Last Sunday – specifically Sunday night – was twelfth night. The Christmas trees are packed away. Christmas is officially over.
But as we continue to think long and hard about the magnitude of the fires our country is currently experiencing, I wondered if there was a way to make the season of Christmas – the season of celebrating that the Word became flesh, that God loves and cares for and shared the flesh of all living things – last longer and last in a way that it starts to bring some hope.
Along these lines I read an article last week by media analyst and former journalist, Conal Hanna. He spoke of his frustration at the circular arguments about how Australia can’t go it alone, how we must wait for a consensus with larger polluters like the USA and China. “We should be setting an example!” he found himself saying, and then he thought about his own life. “Have I tried to cut my own emissions by the recommended 45 per cent or am I, too, waiting for an agreed society-wide consensus?”
It hit him that the main issue is self-interest. At one end of the scale sits our politicians and industries carrying on much as usual (while telling us what we want to hear) while at the other is our “individual self-interests: eating steak, plane travel and ambient, air-conditioned temperatures…. As climate protests grew louder in 2019,” he writes, “I found myself yearning for a mass movement not of defiance but of sacrifice.”
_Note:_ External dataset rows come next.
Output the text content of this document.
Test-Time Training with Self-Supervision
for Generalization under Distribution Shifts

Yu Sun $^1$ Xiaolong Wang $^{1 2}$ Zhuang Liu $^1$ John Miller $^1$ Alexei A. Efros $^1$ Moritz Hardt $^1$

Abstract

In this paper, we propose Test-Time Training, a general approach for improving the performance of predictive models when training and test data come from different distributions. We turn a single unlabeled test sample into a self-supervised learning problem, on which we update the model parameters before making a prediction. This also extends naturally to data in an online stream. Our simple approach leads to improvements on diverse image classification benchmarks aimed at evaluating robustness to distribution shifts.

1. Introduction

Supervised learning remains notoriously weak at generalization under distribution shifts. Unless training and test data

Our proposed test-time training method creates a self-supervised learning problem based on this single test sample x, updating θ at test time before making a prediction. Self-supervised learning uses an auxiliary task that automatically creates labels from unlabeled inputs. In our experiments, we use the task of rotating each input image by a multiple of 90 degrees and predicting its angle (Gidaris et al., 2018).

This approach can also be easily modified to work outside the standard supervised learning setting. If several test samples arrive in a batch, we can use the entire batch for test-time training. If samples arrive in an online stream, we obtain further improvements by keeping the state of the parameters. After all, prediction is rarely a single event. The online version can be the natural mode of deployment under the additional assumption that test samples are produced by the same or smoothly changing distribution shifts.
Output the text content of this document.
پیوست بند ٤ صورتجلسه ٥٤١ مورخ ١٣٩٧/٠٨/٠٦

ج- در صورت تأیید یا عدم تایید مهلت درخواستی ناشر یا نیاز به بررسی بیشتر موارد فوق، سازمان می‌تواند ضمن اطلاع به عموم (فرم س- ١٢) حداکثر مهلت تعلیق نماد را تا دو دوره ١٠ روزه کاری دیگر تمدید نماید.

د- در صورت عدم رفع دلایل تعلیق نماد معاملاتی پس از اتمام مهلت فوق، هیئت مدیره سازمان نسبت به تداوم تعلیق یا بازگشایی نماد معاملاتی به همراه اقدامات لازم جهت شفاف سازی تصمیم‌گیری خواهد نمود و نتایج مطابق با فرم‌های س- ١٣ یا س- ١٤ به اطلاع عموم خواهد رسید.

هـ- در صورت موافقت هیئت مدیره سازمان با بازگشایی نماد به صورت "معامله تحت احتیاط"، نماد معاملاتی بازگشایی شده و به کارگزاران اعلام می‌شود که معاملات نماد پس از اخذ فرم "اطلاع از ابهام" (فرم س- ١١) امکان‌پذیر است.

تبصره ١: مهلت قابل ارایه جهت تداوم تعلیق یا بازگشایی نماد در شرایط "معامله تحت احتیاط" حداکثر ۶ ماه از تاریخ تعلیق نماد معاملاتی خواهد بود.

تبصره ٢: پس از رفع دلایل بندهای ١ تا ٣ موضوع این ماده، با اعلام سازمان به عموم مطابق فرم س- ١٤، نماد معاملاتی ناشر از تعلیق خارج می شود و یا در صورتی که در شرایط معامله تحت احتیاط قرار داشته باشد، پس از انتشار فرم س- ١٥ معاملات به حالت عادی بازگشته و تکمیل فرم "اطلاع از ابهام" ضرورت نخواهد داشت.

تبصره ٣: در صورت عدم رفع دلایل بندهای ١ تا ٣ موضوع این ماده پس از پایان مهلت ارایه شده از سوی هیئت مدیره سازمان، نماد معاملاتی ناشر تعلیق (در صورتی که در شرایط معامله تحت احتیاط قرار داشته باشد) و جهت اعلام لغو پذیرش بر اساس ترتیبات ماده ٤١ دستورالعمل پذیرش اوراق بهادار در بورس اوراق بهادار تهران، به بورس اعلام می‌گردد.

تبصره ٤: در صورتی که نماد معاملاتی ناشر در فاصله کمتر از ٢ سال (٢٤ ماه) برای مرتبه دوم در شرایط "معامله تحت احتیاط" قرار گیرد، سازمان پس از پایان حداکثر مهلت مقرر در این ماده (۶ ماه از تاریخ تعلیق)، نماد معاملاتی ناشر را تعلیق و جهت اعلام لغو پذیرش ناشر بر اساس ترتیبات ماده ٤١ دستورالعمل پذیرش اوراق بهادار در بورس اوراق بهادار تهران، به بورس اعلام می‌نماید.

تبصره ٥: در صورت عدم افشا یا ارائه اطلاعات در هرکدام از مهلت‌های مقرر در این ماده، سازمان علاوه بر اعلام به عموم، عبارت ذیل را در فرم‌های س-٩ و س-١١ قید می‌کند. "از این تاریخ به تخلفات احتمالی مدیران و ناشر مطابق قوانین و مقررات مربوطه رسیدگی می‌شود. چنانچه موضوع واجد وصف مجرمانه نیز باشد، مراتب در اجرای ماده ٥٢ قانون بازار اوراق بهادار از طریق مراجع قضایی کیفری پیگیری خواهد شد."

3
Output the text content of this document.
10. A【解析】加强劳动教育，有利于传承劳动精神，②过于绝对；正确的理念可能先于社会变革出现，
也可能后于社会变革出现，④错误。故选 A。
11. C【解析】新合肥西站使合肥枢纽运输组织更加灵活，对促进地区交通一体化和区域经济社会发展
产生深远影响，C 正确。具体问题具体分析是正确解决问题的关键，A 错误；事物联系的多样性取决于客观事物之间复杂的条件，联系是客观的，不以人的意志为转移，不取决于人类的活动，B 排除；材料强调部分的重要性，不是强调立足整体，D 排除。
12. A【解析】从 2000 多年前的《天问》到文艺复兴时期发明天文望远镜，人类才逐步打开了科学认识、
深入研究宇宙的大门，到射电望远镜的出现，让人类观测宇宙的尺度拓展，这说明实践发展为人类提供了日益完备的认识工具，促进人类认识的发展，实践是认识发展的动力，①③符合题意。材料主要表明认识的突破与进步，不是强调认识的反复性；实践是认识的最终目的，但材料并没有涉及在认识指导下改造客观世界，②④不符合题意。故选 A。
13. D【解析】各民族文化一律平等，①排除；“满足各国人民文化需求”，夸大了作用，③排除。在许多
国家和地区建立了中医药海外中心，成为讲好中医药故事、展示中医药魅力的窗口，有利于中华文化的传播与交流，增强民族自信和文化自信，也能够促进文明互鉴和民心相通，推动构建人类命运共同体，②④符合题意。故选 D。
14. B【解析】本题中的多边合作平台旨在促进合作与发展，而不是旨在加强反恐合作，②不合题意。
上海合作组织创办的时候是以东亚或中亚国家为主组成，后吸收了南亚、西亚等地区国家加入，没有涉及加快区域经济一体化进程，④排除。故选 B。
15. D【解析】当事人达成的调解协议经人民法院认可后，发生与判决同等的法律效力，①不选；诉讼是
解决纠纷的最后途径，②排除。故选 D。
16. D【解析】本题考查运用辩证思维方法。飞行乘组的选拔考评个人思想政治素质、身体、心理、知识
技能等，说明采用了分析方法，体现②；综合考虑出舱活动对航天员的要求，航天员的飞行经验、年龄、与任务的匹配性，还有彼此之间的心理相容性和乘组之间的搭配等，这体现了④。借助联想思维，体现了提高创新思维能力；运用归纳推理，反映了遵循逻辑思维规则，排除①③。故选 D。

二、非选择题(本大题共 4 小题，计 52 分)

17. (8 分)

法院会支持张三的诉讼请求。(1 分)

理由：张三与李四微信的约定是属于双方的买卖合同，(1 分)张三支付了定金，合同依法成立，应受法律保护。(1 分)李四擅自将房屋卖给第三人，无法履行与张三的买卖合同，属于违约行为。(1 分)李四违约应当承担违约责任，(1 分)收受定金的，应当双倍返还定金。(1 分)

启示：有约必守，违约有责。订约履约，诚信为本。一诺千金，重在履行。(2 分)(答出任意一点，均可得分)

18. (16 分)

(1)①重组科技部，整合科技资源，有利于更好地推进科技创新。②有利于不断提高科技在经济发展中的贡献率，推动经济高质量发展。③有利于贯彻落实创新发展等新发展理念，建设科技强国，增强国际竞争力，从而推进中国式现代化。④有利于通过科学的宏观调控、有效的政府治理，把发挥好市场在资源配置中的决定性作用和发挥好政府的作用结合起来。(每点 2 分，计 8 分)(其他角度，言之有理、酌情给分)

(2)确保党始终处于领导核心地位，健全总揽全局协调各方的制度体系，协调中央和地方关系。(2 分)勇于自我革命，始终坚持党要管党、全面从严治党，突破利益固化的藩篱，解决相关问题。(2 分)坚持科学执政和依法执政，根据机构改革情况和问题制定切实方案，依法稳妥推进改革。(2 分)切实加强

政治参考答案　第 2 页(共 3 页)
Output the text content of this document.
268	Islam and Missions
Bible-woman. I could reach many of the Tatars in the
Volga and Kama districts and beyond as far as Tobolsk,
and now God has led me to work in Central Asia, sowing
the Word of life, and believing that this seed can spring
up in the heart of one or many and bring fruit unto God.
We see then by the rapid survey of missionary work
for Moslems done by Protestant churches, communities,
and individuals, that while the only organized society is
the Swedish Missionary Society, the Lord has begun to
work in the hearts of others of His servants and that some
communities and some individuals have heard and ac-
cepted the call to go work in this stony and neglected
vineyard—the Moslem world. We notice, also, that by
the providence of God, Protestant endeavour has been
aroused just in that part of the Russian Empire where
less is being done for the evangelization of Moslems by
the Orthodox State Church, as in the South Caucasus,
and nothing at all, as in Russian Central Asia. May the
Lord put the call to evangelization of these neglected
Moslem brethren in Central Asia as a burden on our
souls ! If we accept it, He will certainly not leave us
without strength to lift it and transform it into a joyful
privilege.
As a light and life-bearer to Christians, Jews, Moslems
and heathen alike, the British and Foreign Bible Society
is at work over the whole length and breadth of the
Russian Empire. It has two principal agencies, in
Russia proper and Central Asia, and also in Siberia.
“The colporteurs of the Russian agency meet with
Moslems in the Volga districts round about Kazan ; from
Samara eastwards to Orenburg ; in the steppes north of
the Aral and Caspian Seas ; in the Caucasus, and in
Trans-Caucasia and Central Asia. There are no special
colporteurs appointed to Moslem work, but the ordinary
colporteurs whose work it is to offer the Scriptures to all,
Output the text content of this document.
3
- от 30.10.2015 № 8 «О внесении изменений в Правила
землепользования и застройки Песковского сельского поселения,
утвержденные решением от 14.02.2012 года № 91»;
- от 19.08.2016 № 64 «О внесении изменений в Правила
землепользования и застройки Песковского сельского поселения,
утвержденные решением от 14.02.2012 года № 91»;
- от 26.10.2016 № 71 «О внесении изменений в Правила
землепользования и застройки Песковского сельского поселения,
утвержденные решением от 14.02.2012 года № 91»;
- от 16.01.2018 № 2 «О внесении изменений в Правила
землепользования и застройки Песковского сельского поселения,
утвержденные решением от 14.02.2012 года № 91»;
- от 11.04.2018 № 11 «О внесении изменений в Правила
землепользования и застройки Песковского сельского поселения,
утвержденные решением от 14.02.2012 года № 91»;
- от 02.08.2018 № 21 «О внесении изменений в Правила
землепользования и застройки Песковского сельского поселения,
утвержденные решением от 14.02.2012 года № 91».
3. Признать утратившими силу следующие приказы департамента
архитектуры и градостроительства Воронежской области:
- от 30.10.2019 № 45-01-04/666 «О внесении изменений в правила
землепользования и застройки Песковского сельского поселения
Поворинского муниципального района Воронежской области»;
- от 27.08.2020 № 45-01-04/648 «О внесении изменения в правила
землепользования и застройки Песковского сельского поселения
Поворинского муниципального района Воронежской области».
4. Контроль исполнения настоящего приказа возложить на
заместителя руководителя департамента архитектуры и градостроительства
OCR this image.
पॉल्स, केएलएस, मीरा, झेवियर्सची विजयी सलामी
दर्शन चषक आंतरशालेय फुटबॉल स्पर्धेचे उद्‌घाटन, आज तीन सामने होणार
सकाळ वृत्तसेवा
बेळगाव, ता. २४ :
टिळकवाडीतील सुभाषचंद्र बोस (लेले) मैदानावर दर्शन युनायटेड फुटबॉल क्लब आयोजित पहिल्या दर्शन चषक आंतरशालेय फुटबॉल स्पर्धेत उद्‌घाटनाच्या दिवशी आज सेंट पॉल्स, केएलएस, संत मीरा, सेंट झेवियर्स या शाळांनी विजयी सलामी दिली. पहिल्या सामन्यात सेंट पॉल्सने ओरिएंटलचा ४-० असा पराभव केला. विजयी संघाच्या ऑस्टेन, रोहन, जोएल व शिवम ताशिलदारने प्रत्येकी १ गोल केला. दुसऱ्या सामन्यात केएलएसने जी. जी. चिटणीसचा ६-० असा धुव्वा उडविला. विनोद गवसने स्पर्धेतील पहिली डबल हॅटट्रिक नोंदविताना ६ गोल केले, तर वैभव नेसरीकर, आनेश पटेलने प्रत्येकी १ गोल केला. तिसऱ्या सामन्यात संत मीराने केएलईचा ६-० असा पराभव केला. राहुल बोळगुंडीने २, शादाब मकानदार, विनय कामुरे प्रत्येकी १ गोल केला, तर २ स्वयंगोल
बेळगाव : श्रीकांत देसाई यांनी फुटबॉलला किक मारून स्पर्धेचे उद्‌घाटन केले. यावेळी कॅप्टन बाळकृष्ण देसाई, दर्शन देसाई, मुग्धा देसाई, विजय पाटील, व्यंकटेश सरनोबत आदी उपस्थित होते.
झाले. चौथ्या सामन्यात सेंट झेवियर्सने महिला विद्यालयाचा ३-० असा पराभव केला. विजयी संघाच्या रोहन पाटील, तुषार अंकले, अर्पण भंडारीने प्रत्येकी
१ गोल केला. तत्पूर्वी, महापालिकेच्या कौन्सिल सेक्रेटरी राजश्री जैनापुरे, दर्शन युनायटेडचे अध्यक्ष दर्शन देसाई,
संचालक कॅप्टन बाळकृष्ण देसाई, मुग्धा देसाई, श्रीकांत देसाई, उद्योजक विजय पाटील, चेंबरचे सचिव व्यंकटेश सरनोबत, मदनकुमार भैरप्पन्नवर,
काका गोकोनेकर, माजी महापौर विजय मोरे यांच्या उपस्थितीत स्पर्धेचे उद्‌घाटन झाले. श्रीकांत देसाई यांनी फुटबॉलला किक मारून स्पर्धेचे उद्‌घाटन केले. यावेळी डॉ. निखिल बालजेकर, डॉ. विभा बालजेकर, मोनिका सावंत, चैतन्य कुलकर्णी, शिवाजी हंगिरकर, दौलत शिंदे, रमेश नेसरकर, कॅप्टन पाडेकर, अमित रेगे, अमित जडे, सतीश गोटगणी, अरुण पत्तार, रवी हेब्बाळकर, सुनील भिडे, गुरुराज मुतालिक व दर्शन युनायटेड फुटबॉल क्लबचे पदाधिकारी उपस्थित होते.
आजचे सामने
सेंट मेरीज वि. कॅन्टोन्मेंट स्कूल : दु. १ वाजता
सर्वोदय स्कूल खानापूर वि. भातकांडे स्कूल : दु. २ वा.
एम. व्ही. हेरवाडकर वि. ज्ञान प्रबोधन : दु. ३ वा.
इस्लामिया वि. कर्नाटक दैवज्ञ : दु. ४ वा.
He and his family have committed themselves to sacrifice in order to meet that 45 per cent reduction target; re-examining their diet, purchasing habits, leisure activities and super investments and making one new life-long carbon-reducing resolution very month in 2020. He writes, “There will be no gimmicky “my year without …” abstinence. Each commitment will be something we’re willing to do forever from that point on…. We are not seeking immediate perfection, simply to each month do better than we were before.”
Some of you will also have read the blog Emmeline, a member of our church, wrote last week. (If you haven’t – do! Emmelinetyler.wordpress.com.au) She also spoke of the need for sacrifice (and recommended Katie Patrick’s book How To Save the World), but also the need to sustain a life of sacrifice with contemplation and prayer (she is committing herself to 20 minutes each Sunday); contemplation that moves us past fear and panic and prayer that goes beyond short-term, one-off responses to a life of walking with God on this issue.
I am sure that all of us will be responding generously to this bushfire crisis. May we also be inspired by Conal’s suggestion – of a monthly permanent change – and Emmeline’s example of being sustained and guided in these changes by prayer. For we are not alone. The Word who became flesh has come to be with us. Amen. Hallelujah!